Is it the "End of Courtship?"

Hadley Heath

The New York Times, in a new article called "The End of Courtship" reports on the frustrating experiences of Millennials, unable to form meaningful relationships in a mix of online dating, hanging out, and hooking up. 

Listen to this sad story:

After an evening when [Lindsay] exchanged flirtatious glances with a bouncer at a Williamsburg nightclub, the bouncer invited her and her friends back to his apartment for whiskey and boxed macaroni and cheese. When she agreed, he gamely hoisted her over his shoulders, and, she recalled, “carried me home, my girlfriends and his bros in tow, where we danced around a tiny apartment to some MGMT and Ratatat remixes.”

She spent the night at the apartment, which kicked off a cycle of weekly hookups, invariably preceded by a Thursday night text message from him saying, ‘hey babe, what are you up to this weekend?” (It petered out after four months.)

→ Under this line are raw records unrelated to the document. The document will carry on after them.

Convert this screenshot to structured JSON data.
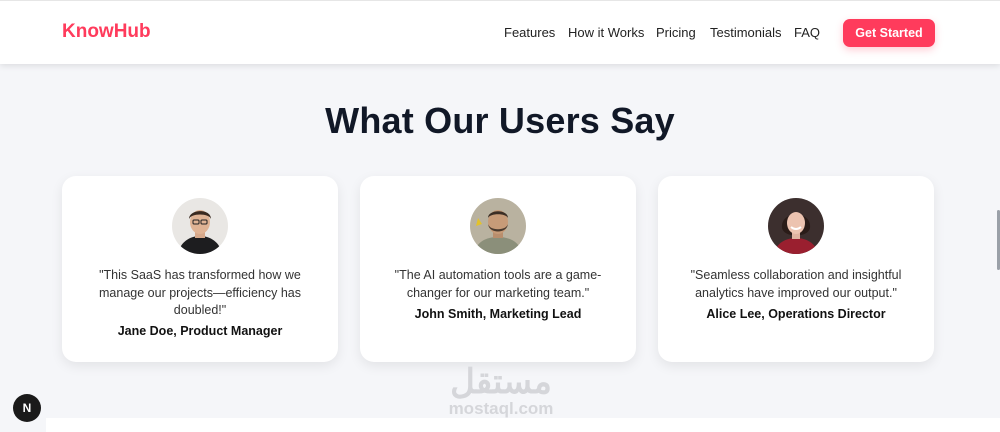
{
  "colors": {
    "brand": "#ff3b5c",
    "page_bg": "#f5f6f9",
    "card_bg": "#ffffff",
    "heading": "#111827"
  },
  "header": {
    "logo": "KnowHub",
    "nav": [
      "Features",
      "How it Works",
      "Pricing",
      "Testimonials",
      "FAQ"
    ],
    "cta": "Get Started"
  },
  "section": {
    "title": "What Our Users Say"
  },
  "testimonials": [
    {
      "quote_lines": [
        "\"This SaaS has transformed how we",
        "manage our projects—efficiency has",
        "doubled!\""
      ],
      "author": "Jane Doe, Product Manager",
      "avatar_icon": "man-portrait-avatar"
    },
    {
      "quote_lines": [
        "\"The AI automation tools are a game-",
        "changer for our marketing team.\""
      ],
      "author": "John Smith, Marketing Lead",
      "avatar_icon": "man-portrait-avatar"
    },
    {
      "quote_lines": [
        "\"Seamless collaboration and insightful",
        "analytics have improved our output.\""
      ],
      "author": "Alice Lee, Operations Director",
      "avatar_icon": "woman-portrait-avatar"
    }
  ],
  "watermark": {
    "arabic": "مستقل",
    "latin": "mostaql.com"
  },
  "floating": {
    "label": "N"
  }
}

It petered out? Yeah, I would hope so. This relationship didn't sound like it was going to become anything serious.  That's fine if that's Lindsay's choice (just to have fun), but we can't seriously expect that flings like this one will turn into successful partnerships.  That's just common sense, right?  It doesn't take a prude to recognize that if keg stands, macaroni and text messages are all he's got time to give you, he's probably not interested in the self-sacrifice required for a loving marriage.

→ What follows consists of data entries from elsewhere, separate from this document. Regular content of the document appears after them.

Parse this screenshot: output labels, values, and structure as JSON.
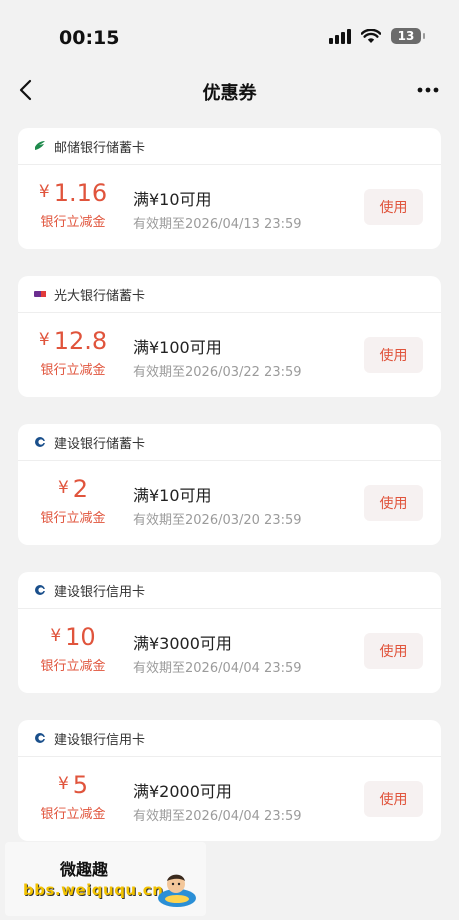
{
  "status_bar": {
    "time": "00:15",
    "battery": "13"
  },
  "nav": {
    "title": "优惠券"
  },
  "colors": {
    "accent": "#e0543c",
    "button_bg": "#f6f1f1",
    "page_bg": "#f2f2f2"
  },
  "coupons": [
    {
      "bank": "邮储银行储蓄卡",
      "logo": "psbc-logo-icon",
      "currency": "¥",
      "amount": "1.16",
      "amount_label": "银行立减金",
      "condition": "满¥10可用",
      "expiry": "有效期至2026/04/13 23:59",
      "button": "使用"
    },
    {
      "bank": "光大银行储蓄卡",
      "logo": "ceb-logo-icon",
      "currency": "¥",
      "amount": "12.8",
      "amount_label": "银行立减金",
      "condition": "满¥100可用",
      "expiry": "有效期至2026/03/22 23:59",
      "button": "使用"
    },
    {
      "bank": "建设银行储蓄卡",
      "logo": "ccb-logo-icon",
      "currency": "¥",
      "amount": "2",
      "amount_label": "银行立减金",
      "condition": "满¥10可用",
      "expiry": "有效期至2026/03/20 23:59",
      "button": "使用"
    },
    {
      "bank": "建设银行信用卡",
      "logo": "ccb-logo-icon",
      "currency": "¥",
      "amount": "10",
      "amount_label": "银行立减金",
      "condition": "满¥3000可用",
      "expiry": "有效期至2026/04/04 23:59",
      "button": "使用"
    },
    {
      "bank": "建设银行信用卡",
      "logo": "ccb-logo-icon",
      "currency": "¥",
      "amount": "5",
      "amount_label": "银行立减金",
      "condition": "满¥2000可用",
      "expiry": "有效期至2026/04/04 23:59",
      "button": "使用"
    }
  ],
  "watermark": {
    "title": "微趣趣",
    "url": "bbs.weiququ.cn"
  }
}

Some experts like  Donna Freitas, who has taught religion and gender studies at Boston University, blame "hookup culture" for the downfall of dating, and therefore marriage-making.

Hookups may be fine for college students, but what about after, when they start to build an adult life? The problem is that “young people today don’t know how to get out of hookup culture,” Ms. Freitas said. In interviews with students, many graduating seniors did not know the first thing about the basic mechanics of a traditional date. “They’re wondering, ‘If you like someone, how would you walk up to them? What would you say? What words would you use?’ ” Ms. Freitas said.

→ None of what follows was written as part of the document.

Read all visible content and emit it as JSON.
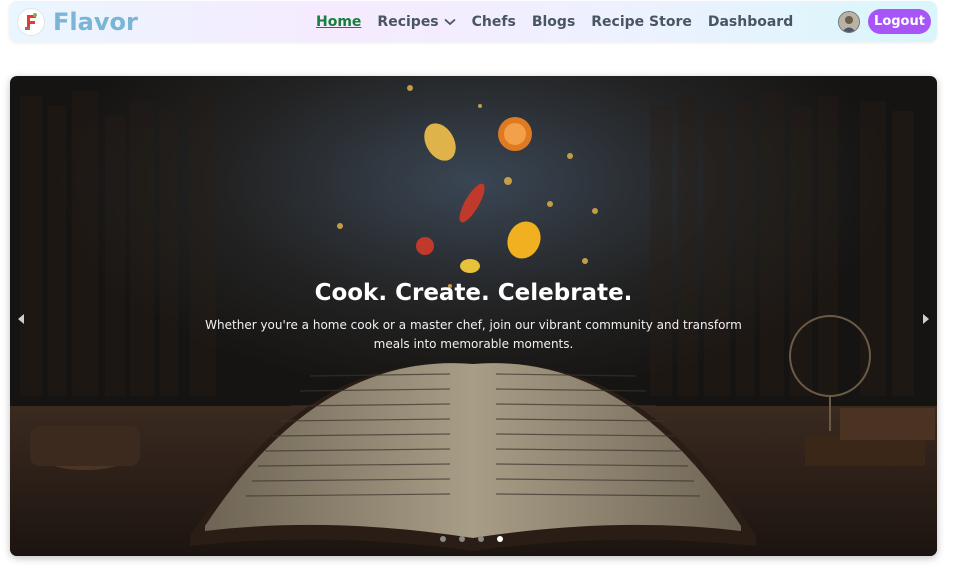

Perhaps I'm oversimplifying the issue...  But is dating really so hard? The "basic mechanics" of a date are not so complicated.  A boy and a girl decide to eat dinner together, or see a movie, right?  Why is this so difficult?  Am I missing something? Of course it requires a little effort, but aren't relationships worth the effort?  Aren't they what so many young singles are craving?  Meaningful relationships?

Another young man quoted in the article celebrated the more casual dating scene, happily saying "the stakes were lower."  This just sounds like laziness.  Translation: "I'm not willing to put myself out there; I'm entitled to one day get married without doing the hard work of finding a good match."

One problem for today's Millennials might be - and forgive me for this but - there are too many choices.  Whereas our parents and grandparents married a hometown sweetheart or college love, today's working Millennials have resorted to the internet as a resource for mate-matching.  But this can create another bad mindset, fueling perfectionism (but not always. Many successful marriages started online). Consider another new article from The Atlantic "A Million First Dates: How Online Dating is Threatening Monogamy," which explains how the constantly available prospect of something new and exciting robs Millennials of "loving the one you're with."

Finally, the Times mentions a legitimate culprit: a bad and changing economy.

Dodgy economic prospects facing millennials also help torpedo the old, formal dating rituals. Faced with a lingering recession, a stagnant job market, and mountains of student debt, many young people — particularly victims of the “mancession” — simply cannot afford to invest a fancy dinner or show in someone they may or may not click with.

Further complicating matters is the changing economic power dynamic between the genders, as reflected by a number of studies in recent years, said Hanna Rosin, author of the recent book “The End of Men.”

A much-publicized study by Reach Advisors, a Boston-based market research group, found that the median income for young, single, childless women is higher than it is for men in many of the country’s biggest cities (though men still dominate the highest-income jobs, according to James Chung, the company’s president).  This may be one reason it is not uncommon to walk into the hottest new West Village bistro on a Saturday night and find five smartly dressed young women dining together — the nearest man the waiter. Income equality, or superiority, for women muddles the old, male-dominated dating structure.

Well, fancy that.  The New York Times has finally realized the so-called "gender gap" in earnings is more complicated than the oft-repeated 77-cents-on-the-dollar statistic.  

But here's a newsflash: A dating structure doesn't have to be male-dominated to have some standards of conduct.  Women (and men) benefit from having expectations for each other, including mutual respect. People can still go on dates, even if they split the check.  The important skill for today's dating Millennials to grasp is telling the difference between a struggling suitor who penny pinches to afford the occasional half-dozen roses, versus the late-night texter who, besides a shared love of whiskey and macaroni, isn't a viable partner.